How does a program like folding@home work? Does my computer
individually perform a unit of "work" on it completely separate to other computers running folding@home? Then send the answer back when it's completed?
Or does Folding@home see all the computers connected to it as the project having let's say 1000 cores and then when work is done it's the equivalent of saying something like
make -j <total number of cores>
CodePudding user response:
Projects likes Folding@Home and BOINC are examples of loosely-coupled parallel computing where each task is fully self-contained and can be completed without communication with other computing entities. They are also examples of a pattern known as controller/worker (used to be known as master/worker), in which a central controller splits a large task into a pool of small(er) subtasks and distributes it to a bunch of worker processes on a first come first served basis, which corresponds to your first point.
In F@H (and BOINC), client computers connect to the server, request a task, work on it until it's complete, then connect to the server again to return the result and request a new task. The benefits of this are automatic load balancing, fault tolerance (via redundancy), and no need for scheduling.
When you run make -j #cores
, make
launches a number of parallel jobs but those jobs are usually interdependent, so make
has to schedule them in an optimal way. The jobs are then run as processes on the same computer which affords make
full process control. If a build step fails, the entire build job aborts immediately and the user can quickly look into the problem, fix it, and restart the build.
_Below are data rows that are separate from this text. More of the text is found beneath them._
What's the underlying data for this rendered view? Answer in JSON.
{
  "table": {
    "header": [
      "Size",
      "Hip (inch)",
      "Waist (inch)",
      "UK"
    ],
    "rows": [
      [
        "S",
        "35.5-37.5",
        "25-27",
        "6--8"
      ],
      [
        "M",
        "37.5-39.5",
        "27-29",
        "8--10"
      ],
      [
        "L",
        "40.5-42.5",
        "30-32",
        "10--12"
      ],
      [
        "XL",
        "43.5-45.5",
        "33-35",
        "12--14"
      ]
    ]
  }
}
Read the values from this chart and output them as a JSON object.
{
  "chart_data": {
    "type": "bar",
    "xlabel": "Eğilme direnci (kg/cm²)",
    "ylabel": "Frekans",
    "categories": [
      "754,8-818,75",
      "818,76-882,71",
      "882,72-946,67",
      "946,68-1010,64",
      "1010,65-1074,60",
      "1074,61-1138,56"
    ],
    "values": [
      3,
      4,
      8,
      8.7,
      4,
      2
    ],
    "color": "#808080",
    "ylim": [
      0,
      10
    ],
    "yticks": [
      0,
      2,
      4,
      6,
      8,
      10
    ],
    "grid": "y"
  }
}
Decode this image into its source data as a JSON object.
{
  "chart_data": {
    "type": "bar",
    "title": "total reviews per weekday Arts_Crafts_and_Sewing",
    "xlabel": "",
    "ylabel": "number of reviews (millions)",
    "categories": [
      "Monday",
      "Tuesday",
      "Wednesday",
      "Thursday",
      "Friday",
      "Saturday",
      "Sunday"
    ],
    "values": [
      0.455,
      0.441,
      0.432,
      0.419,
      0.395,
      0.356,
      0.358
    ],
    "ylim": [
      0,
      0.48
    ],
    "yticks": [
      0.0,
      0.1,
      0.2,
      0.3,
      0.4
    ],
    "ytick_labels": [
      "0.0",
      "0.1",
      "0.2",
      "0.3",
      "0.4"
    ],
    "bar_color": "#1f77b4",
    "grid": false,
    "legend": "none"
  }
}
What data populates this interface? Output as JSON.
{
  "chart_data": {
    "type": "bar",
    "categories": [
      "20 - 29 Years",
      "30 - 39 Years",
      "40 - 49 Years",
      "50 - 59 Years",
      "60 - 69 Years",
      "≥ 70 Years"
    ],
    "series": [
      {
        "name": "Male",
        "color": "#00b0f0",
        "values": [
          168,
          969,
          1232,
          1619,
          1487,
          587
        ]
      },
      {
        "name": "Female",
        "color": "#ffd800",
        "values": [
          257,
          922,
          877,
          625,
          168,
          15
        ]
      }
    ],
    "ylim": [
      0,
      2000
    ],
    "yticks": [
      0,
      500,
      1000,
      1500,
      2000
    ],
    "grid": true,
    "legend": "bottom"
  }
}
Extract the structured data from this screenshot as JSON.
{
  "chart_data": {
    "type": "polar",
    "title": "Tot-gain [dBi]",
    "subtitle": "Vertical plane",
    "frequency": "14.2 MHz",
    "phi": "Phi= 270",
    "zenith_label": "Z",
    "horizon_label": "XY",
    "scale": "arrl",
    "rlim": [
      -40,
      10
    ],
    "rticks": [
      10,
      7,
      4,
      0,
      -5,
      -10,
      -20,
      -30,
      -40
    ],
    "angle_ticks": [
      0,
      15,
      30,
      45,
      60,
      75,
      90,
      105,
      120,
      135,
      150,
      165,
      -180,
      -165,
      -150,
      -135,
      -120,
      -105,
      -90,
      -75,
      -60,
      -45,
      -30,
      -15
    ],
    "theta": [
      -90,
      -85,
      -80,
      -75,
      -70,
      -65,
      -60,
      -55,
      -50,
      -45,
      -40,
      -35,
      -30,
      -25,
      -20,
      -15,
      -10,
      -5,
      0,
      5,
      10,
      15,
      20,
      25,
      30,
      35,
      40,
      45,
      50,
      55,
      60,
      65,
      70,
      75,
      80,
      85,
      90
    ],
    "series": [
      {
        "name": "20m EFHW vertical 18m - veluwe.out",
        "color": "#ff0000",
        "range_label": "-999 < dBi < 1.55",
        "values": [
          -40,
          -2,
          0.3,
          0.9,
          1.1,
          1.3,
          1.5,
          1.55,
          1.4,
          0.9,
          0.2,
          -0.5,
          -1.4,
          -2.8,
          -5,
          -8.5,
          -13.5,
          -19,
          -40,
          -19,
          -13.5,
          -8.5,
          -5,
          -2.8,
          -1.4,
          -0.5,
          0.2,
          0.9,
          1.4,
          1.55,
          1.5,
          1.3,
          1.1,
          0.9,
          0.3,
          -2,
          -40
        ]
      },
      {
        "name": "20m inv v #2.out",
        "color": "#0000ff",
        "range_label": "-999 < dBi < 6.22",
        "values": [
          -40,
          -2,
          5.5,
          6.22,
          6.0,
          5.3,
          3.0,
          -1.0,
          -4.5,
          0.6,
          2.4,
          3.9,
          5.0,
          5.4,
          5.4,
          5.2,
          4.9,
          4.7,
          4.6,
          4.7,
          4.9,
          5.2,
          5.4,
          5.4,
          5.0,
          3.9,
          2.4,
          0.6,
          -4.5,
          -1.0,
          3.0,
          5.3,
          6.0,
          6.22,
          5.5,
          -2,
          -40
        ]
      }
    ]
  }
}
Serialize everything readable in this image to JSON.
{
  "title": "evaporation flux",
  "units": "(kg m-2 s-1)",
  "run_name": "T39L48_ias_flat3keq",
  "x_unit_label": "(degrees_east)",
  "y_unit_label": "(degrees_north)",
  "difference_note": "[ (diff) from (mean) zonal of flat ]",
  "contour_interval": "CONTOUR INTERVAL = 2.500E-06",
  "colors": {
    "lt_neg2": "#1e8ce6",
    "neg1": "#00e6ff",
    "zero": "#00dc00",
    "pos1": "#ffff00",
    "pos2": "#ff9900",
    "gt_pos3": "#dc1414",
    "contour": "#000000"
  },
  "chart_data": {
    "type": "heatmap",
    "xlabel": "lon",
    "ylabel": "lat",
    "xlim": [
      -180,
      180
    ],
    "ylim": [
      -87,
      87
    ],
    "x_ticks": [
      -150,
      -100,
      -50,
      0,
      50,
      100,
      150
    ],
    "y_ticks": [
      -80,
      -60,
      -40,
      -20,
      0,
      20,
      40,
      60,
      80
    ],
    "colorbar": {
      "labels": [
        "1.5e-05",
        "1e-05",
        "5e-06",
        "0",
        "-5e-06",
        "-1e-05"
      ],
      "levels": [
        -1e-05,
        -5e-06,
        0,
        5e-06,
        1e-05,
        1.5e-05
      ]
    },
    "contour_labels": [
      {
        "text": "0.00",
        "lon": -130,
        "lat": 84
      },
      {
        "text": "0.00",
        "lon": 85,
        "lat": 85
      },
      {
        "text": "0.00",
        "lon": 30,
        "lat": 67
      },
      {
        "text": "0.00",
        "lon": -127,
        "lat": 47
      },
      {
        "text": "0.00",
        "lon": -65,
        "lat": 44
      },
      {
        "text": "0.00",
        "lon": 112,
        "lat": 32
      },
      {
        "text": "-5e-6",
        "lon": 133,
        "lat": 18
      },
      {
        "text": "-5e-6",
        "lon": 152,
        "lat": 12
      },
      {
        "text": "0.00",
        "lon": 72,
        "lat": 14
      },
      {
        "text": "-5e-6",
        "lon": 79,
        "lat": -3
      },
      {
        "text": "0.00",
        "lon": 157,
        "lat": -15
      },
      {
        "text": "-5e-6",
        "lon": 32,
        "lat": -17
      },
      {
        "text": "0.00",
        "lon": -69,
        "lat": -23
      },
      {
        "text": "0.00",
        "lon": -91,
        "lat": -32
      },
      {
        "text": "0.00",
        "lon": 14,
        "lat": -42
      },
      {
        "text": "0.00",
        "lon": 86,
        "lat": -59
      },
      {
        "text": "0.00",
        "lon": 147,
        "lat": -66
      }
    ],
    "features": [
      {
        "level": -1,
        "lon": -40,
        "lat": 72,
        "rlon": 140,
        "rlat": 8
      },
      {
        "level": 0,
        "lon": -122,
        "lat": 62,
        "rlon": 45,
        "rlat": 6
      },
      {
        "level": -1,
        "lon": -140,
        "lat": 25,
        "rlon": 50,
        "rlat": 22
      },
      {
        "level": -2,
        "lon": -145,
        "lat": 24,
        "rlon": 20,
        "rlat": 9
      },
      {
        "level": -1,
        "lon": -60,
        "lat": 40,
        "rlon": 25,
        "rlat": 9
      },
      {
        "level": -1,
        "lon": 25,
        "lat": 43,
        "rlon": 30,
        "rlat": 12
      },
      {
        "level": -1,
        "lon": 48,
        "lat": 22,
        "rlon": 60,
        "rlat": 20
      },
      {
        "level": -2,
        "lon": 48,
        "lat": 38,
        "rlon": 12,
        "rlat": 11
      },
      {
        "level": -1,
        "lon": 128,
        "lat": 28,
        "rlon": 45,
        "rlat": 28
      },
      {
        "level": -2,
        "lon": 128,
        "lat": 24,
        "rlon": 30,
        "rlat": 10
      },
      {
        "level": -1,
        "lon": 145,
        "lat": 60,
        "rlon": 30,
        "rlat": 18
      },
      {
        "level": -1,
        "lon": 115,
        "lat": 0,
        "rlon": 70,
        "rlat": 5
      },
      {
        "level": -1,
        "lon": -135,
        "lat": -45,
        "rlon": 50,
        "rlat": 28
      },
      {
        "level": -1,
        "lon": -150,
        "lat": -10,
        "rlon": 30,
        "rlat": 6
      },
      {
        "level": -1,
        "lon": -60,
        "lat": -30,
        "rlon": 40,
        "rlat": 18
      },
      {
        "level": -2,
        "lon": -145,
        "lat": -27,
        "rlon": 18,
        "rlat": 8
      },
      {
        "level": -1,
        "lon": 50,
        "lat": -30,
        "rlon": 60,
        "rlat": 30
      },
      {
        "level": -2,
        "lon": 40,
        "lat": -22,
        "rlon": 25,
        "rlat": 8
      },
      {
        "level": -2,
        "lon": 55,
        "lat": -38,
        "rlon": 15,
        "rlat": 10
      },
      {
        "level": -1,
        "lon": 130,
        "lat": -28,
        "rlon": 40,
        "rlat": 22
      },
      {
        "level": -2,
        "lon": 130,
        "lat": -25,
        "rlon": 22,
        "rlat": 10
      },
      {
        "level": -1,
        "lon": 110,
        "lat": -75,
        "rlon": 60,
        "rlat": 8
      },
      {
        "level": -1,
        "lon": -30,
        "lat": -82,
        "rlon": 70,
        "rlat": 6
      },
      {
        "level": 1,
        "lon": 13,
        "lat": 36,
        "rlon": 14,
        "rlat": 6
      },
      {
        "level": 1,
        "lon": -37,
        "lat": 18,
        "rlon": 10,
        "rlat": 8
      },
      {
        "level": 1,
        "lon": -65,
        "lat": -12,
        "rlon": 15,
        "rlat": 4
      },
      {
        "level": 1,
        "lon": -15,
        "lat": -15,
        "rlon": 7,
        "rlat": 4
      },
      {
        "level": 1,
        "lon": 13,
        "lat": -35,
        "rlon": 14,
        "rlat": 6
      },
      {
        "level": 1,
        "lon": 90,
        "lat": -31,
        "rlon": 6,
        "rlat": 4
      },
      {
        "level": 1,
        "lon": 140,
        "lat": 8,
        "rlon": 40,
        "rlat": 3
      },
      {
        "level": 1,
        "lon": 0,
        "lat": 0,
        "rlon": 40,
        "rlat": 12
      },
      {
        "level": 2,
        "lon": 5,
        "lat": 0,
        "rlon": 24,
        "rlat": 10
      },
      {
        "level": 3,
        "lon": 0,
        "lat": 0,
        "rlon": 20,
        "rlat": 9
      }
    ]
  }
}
This is not a viable model for when a client computer could have an arbitrary compute speed, could connect and disconnect at any time, and/or could decide to simply stop processing tasks. There are distributed versions of make
like dmake
that run different parts of the build process on different remote nodes, but that still happens in a tightly controlled environment, typically on a build cluster.
Note that on a very high level of abstraction the two are basically equivalent with the main difference being whether jobs are pushed or pulled. While job pulling works fine on all kinds of systems, job pushing usually requires (tightly-coupled) systems with predictable characteristics and good scheduling algorithms to be efficient.